French diplomacy in Africa: Global issues

Rémi Maréchaux, Africa and Indian Ocean Director at the Ministry for Europe and Foreign Affairs, explains the challenges for French diplomacy in Africa

On account of their geographical proximity, their long history and intense human interactions and exchanges, France and Africa’s ties are close and multidimensional.

Our relationship reflects the strength of human connections. As our nearest neighbour, Africa has become part of our identity through a common history and African diasporas in France. While many of our citizens’ roots are in Africa, more than 150,000 French people are living in sub-Saharan Africa (and nearly 500,000 on the continent overall). France is also part of the African region with its two departments in the Indian Ocean, Réunion and Mayotte, where over one million French people live.

In many respects, our present and future are closely linked to Africa’s. To a great extent, African countries’ prosperity and security determine our own for many reasons:

  • Since France and Africa share security and counter-terrorism challenges, it stands to reason that we would extend our efforts and vigilance to African countries. Peace and security in Africa also determine our stability. That is why France is active in Sahel;
  • Despite being truly heterogeneous, Africa is currently experiencing very strong economic growth, which is expected to continue into the decades ahead. Africa’s growing prosperity and vitality generate new opportunities for our companies as France is one of the continent’s main economic partners and its number-two trading partner in Europe. Our companies should be able to directly contribute to this growth through their investments and the creation of added value in Africa. Given our strong potential for synergy, our mutually productive economic relations with African countries need to be enhanced;
  • Emerging global problems, from climate change to migration management, can only be solved with strong African engagement. They will also be impacted by the exceptional demographic growth to be seen in Africa in the 21st century. Its population is expected to increase from 1.2 billion today to 2.5 billion in 2050 amid intense urbanization;
  • The future of the French language and Francophonie principally lies in Africans’ hands and the rapid spread of our language will be a challenge and advantage to be addressed with them;
  • Like us, African countries are committed to defending multilateralism and their interests are aligned with ours when it comes to promoting better global governance.

Ever since African countries declared their independence, France has made the choice to develop strong relations with sub-Saharan African States.
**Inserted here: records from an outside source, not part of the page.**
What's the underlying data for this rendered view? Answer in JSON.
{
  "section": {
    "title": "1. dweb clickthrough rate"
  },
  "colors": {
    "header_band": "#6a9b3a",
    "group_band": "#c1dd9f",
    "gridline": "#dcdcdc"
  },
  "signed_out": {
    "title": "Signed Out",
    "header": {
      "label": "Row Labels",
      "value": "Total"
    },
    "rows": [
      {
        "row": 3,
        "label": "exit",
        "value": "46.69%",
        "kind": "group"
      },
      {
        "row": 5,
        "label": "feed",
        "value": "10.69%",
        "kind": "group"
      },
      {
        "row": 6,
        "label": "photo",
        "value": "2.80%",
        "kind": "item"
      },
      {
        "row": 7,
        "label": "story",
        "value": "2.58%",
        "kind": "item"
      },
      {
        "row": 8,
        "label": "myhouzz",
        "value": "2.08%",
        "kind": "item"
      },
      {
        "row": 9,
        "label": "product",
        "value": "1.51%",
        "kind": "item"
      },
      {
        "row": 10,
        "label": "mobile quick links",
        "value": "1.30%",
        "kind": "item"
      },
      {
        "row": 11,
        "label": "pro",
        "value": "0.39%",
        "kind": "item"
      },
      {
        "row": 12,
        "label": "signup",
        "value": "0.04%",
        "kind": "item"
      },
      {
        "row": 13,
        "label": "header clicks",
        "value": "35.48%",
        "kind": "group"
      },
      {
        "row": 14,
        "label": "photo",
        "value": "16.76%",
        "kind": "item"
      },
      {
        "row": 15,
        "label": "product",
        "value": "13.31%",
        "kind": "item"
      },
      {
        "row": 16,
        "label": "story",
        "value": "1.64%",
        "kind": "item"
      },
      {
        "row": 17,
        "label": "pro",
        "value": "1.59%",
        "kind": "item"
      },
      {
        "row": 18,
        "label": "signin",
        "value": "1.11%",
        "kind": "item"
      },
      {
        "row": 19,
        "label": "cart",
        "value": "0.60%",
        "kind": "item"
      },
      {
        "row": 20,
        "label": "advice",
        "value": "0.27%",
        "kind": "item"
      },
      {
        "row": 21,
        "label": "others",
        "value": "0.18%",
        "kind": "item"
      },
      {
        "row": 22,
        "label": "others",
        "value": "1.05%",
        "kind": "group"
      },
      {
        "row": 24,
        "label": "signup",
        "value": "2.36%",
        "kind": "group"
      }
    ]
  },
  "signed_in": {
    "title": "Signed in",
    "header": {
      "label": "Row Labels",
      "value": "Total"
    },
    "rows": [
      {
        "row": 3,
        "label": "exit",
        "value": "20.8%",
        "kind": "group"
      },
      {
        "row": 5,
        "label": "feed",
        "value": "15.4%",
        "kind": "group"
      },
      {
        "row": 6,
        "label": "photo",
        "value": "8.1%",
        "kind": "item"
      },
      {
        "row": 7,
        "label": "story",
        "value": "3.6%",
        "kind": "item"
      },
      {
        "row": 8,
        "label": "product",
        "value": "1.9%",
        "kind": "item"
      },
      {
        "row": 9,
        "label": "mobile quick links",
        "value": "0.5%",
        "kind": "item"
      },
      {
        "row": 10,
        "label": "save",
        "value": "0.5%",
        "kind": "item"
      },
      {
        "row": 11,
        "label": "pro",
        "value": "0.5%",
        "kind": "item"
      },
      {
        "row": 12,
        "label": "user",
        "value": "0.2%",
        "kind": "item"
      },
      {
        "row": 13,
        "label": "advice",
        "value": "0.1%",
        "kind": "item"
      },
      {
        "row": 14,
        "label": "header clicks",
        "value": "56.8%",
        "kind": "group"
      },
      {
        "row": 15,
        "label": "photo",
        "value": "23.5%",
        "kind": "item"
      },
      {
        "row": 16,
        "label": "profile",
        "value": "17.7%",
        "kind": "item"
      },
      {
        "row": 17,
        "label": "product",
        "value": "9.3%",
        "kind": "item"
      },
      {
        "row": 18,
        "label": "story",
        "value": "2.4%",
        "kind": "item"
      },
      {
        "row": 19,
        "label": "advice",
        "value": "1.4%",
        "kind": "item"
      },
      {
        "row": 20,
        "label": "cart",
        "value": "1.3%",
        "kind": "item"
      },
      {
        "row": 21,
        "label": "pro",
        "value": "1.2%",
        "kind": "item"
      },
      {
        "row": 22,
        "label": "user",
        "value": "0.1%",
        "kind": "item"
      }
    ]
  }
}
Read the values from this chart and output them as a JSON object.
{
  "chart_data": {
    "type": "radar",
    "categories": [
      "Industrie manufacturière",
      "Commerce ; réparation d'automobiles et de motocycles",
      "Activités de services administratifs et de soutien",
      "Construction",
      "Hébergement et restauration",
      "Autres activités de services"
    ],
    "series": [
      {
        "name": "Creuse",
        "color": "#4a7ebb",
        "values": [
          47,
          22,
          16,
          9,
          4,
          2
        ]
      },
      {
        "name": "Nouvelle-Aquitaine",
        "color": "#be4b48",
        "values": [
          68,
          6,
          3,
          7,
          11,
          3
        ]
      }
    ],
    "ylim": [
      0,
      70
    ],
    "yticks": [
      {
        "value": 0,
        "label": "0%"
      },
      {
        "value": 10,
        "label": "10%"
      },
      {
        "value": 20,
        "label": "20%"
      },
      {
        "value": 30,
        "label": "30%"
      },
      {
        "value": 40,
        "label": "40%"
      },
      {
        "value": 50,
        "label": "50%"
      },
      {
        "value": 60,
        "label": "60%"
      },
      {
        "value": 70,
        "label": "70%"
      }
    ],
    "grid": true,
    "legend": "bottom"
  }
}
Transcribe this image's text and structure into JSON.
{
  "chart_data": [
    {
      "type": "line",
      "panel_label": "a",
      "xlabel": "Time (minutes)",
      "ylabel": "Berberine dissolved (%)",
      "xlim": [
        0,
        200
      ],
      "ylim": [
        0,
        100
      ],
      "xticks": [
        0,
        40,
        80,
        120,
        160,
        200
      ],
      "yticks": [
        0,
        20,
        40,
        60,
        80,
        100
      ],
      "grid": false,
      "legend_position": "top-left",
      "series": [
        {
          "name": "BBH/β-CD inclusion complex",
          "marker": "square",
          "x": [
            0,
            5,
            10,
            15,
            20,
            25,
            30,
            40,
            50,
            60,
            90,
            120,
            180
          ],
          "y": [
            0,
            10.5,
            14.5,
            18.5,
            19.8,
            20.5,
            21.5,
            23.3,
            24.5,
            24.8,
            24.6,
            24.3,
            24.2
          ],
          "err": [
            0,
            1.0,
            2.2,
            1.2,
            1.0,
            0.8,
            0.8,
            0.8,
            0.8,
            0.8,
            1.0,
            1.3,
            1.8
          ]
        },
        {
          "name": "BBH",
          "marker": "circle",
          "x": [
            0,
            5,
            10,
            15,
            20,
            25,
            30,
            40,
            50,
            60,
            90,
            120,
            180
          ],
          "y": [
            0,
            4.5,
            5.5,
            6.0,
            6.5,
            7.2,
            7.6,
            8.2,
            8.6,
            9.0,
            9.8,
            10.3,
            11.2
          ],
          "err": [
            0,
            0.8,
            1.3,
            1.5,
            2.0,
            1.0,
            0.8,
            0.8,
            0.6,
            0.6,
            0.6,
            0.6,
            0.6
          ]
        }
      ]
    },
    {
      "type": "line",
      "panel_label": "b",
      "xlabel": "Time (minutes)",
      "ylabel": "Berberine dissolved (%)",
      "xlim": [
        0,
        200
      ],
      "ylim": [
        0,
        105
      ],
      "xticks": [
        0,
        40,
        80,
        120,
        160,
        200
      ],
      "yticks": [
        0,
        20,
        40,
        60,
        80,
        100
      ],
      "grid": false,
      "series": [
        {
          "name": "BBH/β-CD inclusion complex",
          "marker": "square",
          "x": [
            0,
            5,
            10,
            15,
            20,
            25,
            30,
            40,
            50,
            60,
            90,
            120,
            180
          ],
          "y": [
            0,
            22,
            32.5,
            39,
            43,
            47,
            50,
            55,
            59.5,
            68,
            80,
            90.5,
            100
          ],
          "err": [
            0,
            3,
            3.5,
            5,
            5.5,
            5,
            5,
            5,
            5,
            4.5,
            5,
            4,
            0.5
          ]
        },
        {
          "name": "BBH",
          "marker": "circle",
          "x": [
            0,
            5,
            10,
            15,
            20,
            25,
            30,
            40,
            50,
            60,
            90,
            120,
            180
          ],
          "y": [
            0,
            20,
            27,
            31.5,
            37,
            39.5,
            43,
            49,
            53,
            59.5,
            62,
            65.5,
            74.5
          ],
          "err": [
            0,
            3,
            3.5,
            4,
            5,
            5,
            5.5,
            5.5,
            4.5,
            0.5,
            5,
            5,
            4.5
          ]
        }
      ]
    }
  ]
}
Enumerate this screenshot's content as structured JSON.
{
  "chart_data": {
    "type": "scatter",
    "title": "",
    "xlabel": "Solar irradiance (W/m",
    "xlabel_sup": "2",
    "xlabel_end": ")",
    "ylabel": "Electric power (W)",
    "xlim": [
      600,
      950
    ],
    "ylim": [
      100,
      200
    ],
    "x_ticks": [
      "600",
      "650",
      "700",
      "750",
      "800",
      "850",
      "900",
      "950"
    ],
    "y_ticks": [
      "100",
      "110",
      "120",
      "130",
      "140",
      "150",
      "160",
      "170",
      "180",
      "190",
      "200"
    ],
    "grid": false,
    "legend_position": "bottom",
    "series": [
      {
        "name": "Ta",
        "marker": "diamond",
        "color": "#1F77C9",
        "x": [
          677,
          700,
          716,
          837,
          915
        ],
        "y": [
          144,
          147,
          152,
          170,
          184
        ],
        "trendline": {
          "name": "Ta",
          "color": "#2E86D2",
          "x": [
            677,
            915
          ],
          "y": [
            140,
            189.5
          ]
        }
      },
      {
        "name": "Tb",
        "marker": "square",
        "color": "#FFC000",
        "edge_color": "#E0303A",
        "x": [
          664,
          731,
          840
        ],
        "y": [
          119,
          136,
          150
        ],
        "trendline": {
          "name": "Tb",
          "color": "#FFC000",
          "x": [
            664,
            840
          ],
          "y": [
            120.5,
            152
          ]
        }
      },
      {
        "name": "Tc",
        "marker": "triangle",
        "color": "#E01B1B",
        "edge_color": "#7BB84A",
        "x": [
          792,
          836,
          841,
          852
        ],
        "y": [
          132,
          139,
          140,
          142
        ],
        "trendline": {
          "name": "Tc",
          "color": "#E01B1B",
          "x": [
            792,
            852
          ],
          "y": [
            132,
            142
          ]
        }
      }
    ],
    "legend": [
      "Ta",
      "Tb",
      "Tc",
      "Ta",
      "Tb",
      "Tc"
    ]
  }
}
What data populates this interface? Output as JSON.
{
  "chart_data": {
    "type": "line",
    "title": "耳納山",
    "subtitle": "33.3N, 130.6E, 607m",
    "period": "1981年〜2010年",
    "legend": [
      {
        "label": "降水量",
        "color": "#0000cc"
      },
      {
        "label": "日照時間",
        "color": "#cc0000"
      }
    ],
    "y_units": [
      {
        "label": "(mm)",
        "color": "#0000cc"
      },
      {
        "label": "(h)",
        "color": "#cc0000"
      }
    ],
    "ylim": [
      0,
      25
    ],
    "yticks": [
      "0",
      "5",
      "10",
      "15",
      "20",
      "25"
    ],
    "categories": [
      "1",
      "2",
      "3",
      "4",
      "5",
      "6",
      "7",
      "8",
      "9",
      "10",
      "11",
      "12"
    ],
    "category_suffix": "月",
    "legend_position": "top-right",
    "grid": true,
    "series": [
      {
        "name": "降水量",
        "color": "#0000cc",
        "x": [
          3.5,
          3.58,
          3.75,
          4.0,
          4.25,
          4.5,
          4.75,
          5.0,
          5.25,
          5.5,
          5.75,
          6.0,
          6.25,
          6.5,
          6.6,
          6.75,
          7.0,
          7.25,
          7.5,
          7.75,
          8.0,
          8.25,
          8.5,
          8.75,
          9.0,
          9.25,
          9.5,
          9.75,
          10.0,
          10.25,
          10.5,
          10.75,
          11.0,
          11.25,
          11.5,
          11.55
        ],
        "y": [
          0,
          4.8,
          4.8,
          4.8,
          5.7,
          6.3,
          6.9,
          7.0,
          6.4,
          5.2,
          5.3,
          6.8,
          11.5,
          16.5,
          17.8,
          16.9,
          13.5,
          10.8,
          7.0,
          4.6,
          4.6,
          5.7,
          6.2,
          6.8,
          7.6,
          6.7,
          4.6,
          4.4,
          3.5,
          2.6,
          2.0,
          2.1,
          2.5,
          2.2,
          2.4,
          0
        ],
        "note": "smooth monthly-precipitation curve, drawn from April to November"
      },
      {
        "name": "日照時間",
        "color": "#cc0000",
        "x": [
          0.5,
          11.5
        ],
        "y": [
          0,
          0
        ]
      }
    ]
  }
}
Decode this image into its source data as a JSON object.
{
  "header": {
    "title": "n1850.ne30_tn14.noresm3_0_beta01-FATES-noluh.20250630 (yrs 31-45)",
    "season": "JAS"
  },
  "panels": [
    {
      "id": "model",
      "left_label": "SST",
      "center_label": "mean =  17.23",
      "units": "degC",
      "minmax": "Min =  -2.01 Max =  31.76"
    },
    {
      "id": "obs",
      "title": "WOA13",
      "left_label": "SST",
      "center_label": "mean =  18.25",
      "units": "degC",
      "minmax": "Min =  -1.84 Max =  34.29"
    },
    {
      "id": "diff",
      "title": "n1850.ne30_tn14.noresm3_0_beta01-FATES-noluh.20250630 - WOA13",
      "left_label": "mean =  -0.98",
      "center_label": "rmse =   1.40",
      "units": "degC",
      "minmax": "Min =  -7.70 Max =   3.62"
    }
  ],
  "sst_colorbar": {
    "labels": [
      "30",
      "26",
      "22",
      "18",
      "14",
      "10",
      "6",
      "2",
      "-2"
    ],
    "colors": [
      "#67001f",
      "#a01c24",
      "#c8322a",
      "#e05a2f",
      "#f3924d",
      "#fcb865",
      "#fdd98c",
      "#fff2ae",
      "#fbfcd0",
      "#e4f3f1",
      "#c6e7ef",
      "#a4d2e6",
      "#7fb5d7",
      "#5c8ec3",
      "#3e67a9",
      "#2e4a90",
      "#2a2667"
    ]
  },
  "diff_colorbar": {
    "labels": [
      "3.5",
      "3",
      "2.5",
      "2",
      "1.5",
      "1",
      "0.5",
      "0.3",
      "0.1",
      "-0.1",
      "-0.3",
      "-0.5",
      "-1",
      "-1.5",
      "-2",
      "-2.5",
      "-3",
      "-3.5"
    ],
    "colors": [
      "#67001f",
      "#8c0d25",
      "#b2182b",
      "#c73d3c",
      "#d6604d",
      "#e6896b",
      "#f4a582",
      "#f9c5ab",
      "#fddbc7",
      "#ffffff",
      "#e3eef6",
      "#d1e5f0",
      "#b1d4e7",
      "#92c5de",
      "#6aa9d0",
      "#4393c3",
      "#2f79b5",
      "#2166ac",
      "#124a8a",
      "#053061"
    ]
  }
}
We are represented by 42 embassies in 49 sub-Saharan African States, which are at the helm of a dense and diversified public network in the areas of education, culture, science and the economy (cultural institutes and Alliance Française branches, French lycées, Agence Française de Développement, research institutes, etc.).

France has legitimate interests in Africa that it would like to promote through a partner-based approach founded on transparency and reciprocity.

That is the focus of the speech President Macron gave on 28 November 2017 at University Ouaga I Pr Joseph Ki-Zerbo in Ouagadougou. He set out a series of detailed commitments for forging a new relationship and a new outlook for France and Africa.

The Ouagadougou speech is innovative. African countries are our partners. President Macron explained a series of commitments to African youth, regarding the education of girls, entrepreneurship and mobility. In general, he gives priority to jobs, which first of all depend on investment in the private sector and innovation. The challenge is to help young people to determine their own future on their continent.

He confirms a substantial rise in our official development assistance as part of a solidarity-based policy to invest in a common future. Lastly, he introduces a change in approach and method, not only regarding the issue of cultural goods but also the growing role that African diasporas should have in this relationship.

This five-year programme will be interspersed with important events including a Season of African Cultures in France (Africa 2020), for which N’Gone Fall was appointed General Commissioner, and the 2020 Africa-France Summit with the theme of sustainable development. The G7 under the French Presidency in 2019 will put forward the idea of a partnership with Africa inviting several African countries to participate in work to fight inequalities.